Anaïs Demoustier rayonne en trentenaire prête à tout pour aller au bout de ses désirs. Un rôle survolté qui la porte à mi-chemin entre comédie burlesque et drame romantique.
Anaïs, nichée dans son maigre studio parisien, incarne à elle seule le miroir (à peine déformé) de la jeunesse moderne. Perdue entre romantisme et individualisme, ambition et amertume, elle rechigne à devenir une adulte comme les autres et préfère courir après ses fantasmes littéraires – quitte à les perdre de vue. Les Amours d’Anaïsraconte l’histoire de cette jeune fille qui s’élance et s’élance encore, sans jamais s’essouffler ni atterrir, tornade imprévisible qui happe de son charme ceux qui croisent son chemin. D’abord Daniel, un quinqua ronflant par qui elle se laisse séduire, ensuite Émilie, la femme de Daniel et écrivaine à succès.
Voilà ce qu’il manquait à Anaïs : éprouver du désir pour plus grand que soi et, enfin, donner un sens à cet élan. Un triangle amoureux intriguant se forme autour des deux femmes de Daniel, qui auront tôt fait de l’en écarter.

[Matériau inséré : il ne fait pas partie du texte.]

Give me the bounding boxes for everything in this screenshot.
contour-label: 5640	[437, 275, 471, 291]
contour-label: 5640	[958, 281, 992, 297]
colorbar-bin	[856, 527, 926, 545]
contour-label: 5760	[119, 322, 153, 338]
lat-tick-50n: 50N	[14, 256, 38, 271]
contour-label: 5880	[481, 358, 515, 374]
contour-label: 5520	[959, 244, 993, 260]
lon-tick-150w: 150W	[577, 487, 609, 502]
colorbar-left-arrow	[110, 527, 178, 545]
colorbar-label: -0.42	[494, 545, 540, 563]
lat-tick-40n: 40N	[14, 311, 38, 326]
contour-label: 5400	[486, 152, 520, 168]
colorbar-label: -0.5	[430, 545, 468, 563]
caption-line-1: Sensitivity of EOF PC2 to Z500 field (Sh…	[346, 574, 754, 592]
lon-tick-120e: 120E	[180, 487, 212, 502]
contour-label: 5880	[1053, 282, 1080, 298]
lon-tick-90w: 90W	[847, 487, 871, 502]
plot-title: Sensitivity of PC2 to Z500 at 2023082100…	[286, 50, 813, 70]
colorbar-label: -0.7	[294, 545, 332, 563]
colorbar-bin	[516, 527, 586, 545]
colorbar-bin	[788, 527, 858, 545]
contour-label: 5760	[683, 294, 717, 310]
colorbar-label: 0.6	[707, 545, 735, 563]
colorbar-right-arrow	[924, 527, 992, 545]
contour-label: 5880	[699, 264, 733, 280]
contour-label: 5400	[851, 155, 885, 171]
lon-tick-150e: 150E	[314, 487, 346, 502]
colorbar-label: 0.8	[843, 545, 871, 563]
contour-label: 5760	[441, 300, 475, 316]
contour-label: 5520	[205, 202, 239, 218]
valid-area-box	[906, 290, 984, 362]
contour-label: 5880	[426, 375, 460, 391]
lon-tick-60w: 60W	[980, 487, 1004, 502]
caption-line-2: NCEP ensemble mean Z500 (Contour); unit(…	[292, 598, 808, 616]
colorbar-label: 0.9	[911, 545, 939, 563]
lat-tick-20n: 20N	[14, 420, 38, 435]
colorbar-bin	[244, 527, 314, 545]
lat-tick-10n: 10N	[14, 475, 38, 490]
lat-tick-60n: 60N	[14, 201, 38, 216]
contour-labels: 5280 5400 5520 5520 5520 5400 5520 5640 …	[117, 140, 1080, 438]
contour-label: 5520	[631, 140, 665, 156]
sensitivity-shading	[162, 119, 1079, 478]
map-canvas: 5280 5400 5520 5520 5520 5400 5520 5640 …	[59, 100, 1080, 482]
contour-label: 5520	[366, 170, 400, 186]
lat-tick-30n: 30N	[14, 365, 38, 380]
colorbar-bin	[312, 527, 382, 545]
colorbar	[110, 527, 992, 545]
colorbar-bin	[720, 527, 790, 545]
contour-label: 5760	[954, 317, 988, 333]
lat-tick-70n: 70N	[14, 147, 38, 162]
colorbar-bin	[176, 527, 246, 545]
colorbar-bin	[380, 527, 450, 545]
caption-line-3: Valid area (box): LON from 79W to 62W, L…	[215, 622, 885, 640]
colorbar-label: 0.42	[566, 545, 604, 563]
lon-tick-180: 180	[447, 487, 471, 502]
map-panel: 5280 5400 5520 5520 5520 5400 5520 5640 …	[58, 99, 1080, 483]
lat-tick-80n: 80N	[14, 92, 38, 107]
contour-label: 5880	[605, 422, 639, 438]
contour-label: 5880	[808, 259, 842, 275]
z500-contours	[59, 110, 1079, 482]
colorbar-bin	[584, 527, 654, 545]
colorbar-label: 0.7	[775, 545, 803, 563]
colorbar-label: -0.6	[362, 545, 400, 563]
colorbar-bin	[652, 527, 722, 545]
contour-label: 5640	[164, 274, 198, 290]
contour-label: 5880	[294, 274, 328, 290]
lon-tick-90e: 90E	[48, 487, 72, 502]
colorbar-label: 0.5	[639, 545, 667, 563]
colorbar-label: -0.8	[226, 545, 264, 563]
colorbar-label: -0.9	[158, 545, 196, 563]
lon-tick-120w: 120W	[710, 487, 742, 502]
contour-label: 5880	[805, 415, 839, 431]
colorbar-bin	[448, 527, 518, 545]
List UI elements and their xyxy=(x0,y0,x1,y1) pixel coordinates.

Tour à tour malicieuse, bougonne ou colérique face à Valeria Bruni Tedeschi et Denis Podalydès, Anaïs Demoustier est le vrai moteur du film de Charline Bourgeois-Tacquet. Sa verve et son corps infatigables imposent leur rythme à la caméra qui, elle, s’efforce en retour d’en saisir le bouillonnement.
Excentricité lunaire
Se jouant des étiquettes, le film aussi vivifiant que son héroïne, n’hésite pas à creuser la complexité émotionnelle de ses personnages. En premier lieu celle d’Anaïs, jeune femme à la liberté ultra assumée et qui fait écho aux choix d’écriture de la cinéaste. Plus vraie que nature, son Anaïs est autant agaçante dans ses sautes d’humeur qu’amusante dans son goût de l’aventure, mais elle est aussi bouleversante dans la manifestation à demi-mot de son angoisse intime.

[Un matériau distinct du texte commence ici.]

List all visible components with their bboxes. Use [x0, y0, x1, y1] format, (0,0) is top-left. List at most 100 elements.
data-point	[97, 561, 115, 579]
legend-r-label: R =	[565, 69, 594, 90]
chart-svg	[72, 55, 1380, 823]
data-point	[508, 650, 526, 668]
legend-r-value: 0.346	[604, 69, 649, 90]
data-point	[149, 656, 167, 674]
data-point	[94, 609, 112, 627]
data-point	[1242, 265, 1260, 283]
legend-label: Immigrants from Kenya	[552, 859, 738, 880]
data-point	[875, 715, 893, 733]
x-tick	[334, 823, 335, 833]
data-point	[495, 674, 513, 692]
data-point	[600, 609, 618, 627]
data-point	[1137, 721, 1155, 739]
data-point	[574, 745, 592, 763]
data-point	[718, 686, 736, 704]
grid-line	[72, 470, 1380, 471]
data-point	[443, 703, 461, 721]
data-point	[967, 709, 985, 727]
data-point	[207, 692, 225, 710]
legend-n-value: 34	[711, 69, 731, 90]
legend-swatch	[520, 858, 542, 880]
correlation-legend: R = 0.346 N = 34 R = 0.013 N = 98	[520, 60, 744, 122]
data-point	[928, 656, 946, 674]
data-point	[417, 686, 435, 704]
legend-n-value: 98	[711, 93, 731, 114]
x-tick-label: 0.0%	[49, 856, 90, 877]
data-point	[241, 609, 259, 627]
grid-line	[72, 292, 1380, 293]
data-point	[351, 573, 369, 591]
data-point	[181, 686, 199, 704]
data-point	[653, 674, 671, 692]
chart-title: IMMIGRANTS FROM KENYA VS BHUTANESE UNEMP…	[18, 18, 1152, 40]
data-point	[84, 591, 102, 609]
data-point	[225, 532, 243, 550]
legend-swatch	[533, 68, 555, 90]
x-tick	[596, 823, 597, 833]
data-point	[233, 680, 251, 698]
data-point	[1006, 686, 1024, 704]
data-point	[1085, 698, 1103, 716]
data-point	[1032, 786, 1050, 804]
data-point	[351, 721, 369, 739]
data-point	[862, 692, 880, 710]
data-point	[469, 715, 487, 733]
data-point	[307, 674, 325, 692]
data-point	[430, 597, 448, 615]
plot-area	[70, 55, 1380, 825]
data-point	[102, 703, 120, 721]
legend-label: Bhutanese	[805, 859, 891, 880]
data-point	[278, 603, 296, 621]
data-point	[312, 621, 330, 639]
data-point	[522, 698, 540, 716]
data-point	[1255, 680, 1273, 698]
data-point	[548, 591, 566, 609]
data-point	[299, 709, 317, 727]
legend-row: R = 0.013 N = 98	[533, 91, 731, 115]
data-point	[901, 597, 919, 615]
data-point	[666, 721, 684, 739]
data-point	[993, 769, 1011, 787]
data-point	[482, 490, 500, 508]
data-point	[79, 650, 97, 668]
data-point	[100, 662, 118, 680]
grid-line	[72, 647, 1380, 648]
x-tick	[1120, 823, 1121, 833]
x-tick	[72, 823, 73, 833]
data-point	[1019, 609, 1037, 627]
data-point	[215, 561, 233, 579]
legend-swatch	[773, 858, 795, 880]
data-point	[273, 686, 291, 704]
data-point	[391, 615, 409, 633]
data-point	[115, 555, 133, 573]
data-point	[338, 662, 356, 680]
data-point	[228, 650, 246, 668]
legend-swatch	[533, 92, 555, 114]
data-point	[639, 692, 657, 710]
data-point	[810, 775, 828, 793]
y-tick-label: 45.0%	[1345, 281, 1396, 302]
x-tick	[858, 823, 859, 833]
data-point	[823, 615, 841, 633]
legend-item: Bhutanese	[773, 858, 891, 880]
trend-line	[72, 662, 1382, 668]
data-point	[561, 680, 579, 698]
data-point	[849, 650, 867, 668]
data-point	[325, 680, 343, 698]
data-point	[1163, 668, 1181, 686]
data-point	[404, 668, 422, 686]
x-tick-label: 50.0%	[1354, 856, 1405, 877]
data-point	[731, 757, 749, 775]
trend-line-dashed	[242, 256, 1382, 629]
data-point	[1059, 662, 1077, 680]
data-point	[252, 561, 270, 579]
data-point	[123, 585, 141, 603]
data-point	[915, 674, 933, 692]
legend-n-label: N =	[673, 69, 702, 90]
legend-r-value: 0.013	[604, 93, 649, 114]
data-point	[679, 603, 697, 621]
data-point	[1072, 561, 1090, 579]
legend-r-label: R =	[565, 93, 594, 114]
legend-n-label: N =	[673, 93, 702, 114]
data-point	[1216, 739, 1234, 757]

Cette force d’incarnation nous pousse à la suivre et, in fine, à s’attacher à son excentricité lunaire. Passé ce cap, le film peut tout se permettre : d’un vaudeville délirant à la Lubitsch, on emprunte ensuite les voies plus troubles d’un jeu de séduction aux dynamiques trop peu vues au cinéma. Se profile alors un mémorable jeu du chat et de la souris entre Anaïs et Émilie.
Sur ce terrain des fantasmes, lorsque les mots ne sont plus d’aucune aide pour Anaïs, la beauté du trajet opéré par le récit apparaît : une mise à nu progressive du film, autant que de son héroïne qui ne cherchait qu’à ressentir enfin un amour qui la laisse sans voix.